We have seen how automation plays a key role in establishing a firm foundation for an organisation’s security culture, but given employees play such a vital role in ensuring that business maintains a strong data privacy posture, the ability to work with stakeholders and users to understand data protection requirements and policies is key. Security and data protection education must be conducted company-wide and must exist at a level that is workable and sustainable.

Regular security awareness training and a company-wide inclusive security culture within the business will ensure that data security becomes a part of everyday working practice, embedded into all actions and the very heart of the business.
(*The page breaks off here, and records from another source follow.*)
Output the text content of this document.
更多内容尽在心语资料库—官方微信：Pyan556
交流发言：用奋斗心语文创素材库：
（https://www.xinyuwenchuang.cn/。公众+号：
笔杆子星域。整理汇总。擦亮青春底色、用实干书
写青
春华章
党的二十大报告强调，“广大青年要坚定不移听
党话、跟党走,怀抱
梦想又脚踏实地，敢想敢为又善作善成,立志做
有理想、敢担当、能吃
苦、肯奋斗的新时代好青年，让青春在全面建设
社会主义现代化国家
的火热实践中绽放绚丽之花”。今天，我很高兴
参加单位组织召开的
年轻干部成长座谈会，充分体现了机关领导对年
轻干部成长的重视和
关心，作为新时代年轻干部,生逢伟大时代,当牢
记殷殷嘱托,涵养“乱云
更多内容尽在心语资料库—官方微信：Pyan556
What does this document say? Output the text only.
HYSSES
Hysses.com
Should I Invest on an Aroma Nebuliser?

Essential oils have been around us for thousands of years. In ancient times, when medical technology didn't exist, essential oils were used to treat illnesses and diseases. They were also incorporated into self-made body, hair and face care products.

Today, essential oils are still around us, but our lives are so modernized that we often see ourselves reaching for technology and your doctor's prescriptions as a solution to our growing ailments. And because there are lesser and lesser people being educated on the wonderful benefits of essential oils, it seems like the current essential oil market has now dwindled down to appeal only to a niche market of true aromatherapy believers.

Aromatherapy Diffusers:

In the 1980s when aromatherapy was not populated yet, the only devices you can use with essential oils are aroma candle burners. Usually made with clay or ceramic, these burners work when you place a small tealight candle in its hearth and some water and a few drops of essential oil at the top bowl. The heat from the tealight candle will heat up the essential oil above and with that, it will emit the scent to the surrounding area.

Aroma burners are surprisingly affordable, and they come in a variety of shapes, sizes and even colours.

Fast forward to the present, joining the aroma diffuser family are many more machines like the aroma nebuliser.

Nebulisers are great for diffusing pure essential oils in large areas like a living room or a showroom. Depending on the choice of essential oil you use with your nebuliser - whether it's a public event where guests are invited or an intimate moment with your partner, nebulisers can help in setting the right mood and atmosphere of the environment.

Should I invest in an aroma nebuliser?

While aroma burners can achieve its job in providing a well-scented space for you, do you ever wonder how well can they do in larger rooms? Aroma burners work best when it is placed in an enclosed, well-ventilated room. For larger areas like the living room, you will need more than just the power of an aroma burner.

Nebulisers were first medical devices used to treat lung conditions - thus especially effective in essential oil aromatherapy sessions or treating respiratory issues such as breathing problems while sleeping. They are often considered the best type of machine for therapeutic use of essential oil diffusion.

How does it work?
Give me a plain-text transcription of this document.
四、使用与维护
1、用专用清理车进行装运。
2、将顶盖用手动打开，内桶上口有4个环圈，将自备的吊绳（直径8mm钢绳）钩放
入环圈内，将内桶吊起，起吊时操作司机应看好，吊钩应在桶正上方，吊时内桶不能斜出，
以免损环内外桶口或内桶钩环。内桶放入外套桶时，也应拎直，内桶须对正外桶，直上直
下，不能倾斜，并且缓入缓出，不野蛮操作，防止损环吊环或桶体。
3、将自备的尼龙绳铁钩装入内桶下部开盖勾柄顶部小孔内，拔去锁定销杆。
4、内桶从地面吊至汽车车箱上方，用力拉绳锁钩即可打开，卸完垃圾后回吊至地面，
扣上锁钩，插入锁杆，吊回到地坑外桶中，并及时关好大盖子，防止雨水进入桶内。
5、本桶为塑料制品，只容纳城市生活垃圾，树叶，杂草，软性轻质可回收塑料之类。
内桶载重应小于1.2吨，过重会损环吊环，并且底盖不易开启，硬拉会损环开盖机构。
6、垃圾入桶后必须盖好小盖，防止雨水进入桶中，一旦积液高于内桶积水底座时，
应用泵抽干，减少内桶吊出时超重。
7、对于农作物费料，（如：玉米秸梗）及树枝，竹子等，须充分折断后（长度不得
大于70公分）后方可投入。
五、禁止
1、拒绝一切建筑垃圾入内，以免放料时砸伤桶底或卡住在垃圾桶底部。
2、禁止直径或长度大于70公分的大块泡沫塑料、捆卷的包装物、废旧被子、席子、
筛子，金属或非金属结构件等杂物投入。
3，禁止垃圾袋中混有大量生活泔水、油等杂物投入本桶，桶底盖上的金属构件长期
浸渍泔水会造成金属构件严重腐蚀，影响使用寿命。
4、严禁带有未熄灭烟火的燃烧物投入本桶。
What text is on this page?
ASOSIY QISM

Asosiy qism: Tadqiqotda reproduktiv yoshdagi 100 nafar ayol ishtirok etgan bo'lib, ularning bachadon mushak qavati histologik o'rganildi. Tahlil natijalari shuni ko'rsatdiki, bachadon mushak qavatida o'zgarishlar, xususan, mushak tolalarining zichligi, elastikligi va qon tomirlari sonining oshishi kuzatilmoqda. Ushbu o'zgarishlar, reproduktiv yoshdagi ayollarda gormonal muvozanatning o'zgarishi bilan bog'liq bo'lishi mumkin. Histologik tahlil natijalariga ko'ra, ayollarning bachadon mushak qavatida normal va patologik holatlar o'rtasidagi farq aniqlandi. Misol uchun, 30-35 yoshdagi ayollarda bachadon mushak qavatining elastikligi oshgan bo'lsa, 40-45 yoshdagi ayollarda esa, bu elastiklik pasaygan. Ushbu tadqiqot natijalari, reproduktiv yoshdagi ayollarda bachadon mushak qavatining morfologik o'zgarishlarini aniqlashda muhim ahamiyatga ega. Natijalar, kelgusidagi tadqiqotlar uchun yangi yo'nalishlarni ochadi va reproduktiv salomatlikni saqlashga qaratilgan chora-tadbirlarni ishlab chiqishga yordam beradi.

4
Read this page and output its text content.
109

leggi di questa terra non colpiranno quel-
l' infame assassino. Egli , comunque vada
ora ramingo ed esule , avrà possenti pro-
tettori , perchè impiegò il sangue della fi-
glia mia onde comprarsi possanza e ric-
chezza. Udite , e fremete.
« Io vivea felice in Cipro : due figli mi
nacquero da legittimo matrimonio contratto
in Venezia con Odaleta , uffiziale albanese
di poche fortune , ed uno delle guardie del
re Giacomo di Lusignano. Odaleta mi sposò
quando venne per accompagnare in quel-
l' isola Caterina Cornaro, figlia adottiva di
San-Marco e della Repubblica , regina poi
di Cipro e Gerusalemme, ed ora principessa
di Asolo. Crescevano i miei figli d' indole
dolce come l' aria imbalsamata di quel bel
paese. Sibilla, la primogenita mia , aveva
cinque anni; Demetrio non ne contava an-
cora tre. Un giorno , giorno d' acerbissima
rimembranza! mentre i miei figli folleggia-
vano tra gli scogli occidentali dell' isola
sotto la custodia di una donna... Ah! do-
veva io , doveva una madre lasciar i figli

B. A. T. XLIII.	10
A robust data protection protocol is critical for all organisations, and will particularly be the case as we move beyond Covid-19 into the new normal. Delivering optimal operational efficiencies, data management and data classification provision under post-pandemic budget constraints will be an ongoing business-critical challenge. To do nothing, however, will set up an organisation to fail, and we have already seen large fines incurred for those that have not given data security enough of a priority. Data leaders must therefore be selective and identify the combination of technologies, processes and people investments that will deliver the greatest security controls.

Developing and building out a combined technology and user-centric, people-based approach to data protection will be critical. Through a solid security culture and training and the integrated use of technology and automation, data leaders can deliver the most fitting security culture for their organisation. Beyond this, success will be contingent on the ability of CISOs to work with stakeholders and users to understand their data protection requirements and to deliver appropriate policies thereafter as a central component of overarching data protection strategies.